The committee structure has been refocused. Senate now has four main committees (Quality and Enhancement, Student Experience, Research Degrees, and Research and Enterprise) in addition to the Faculty Boards. Each faculty has a local version of each of these committees which reports both to the Faculty Board and the University College equivalent of itself. A number of other committees, such as Information Strategy, previously reported to a further committee, Planning Board. Planning Board was removed in the restructuring and these committees now report directly to the Senior Management Team. Council committees have also been re-organised, including the formation of a new Resources Committee that includes IT alongside finance, HR and estates.

Reflections

It has been interesting to work through the Toolkit at the same time as Senior Management Team responsibility has been changing. There are some interesting cultural differences between operations in the university sector and the commercial sector, including our emphasis on Information Strategy and the need for an Information Strategy Committee. Most of the changes we will be undertaking could be sourced from either the Toolkit or the influence from the commercial sector, i.e. they both lead to the same outcome. The only difference is the need for an explicit Information Strategy and related committee. We currently are examining whether a committee is the best place to deal with this business as it appears unusual in industry.

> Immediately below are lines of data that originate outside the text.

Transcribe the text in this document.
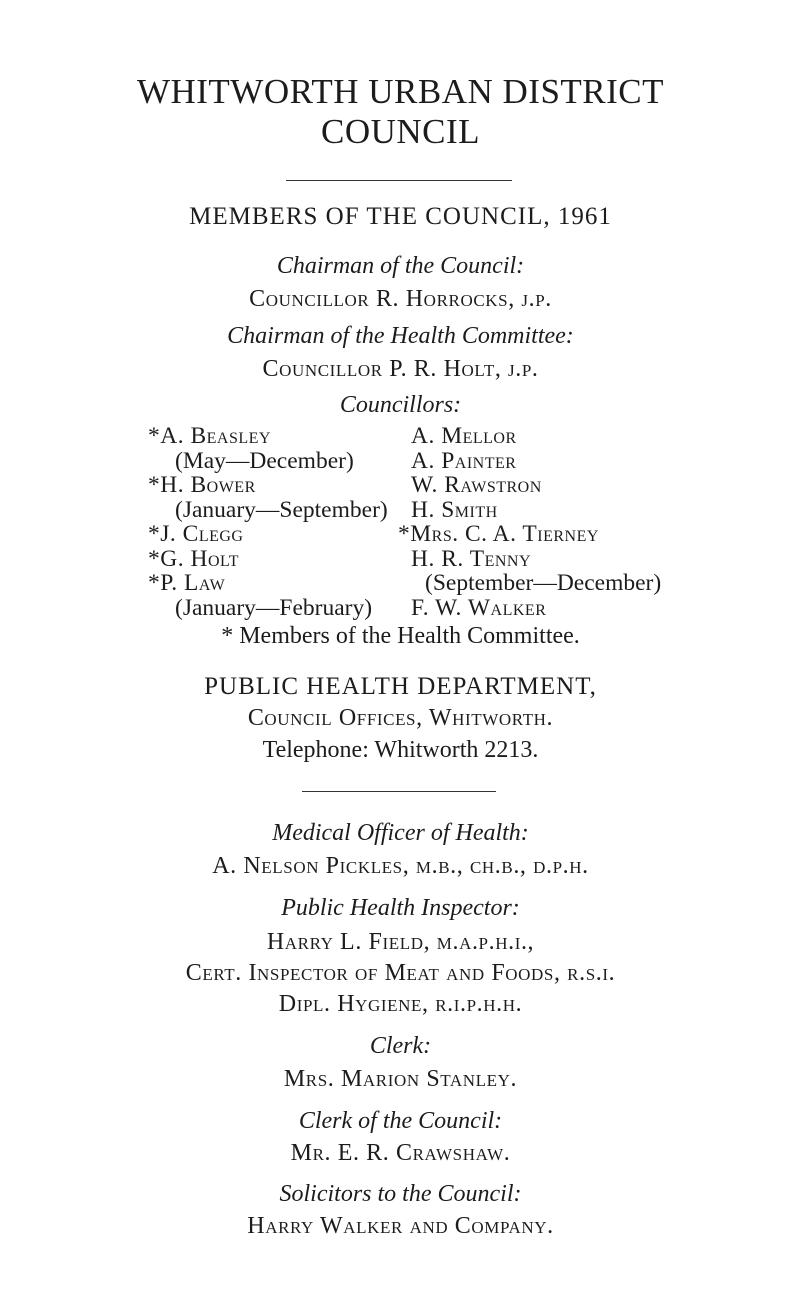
WHITWORTH URBAN DISTRICT
COUNCIL
MEMBERS OF THE COUNCIL, 1961
Chairman of the Council:
Councillor R. Horrocks, j.p.
Chairman of the Health Committee:
Councillor P. R. Holt, j.p.
Councillors:
*A. Beasley
(May—December)
*H. Bower
(January—September)
*J. Clegg
*G. Holt
*P. Law
(January—February)
A. Mellor
A. Painter
W. Rawstron
H. Smith
*Mrs. C. A. Tierney
H. R. Tenny
(September—December)
F. W. Walker
* Members of the Health Committee.
PUBLIC HEALTH DEPARTMENT,
Council Offices, Whitworth.
Telephone: Whitworth 2213.
Medical Officer of Health:
A. Nelson Pickles, m.b., ch.b., d.p.h.
Public Health Inspector:
Harry L. Field, m.a.p.h.i.,
Cert. Inspector of Meat and Foods, r.s.i.
Dipl. Hygiene, r.i.p.h.h.
Clerk:
Mrs. Marion Stanley.
Clerk of the Council:
Mr. E. R. Crawshaw.
Solicitors to the Council:
Harry Walker and Company.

Service delivery has come under scrutiny both from application of the Toolkit and from the new Senior Management Team. We have surveyed all staff and students on all services provided by Learning and Information Services (LIS) in order to identify where improvements need to be made. It is interesting that this is a key aspect highlighted for attention by the Toolkit.

The other key area for improvement highlighted by the application of the Toolkit was to ensure that everyone understood the need for, and applied, appropriate project management methods, not just LIS and MIS. This is another key improvement that the Senior Management Team has identified separately as being in need of standardisation across the institution.

The appropriate organisational structure to deliver the services, and the skills of staff as a whole, are areas that have still to be addressed. Again, these were highlighted both by the Toolkit and the new Senior Management Team.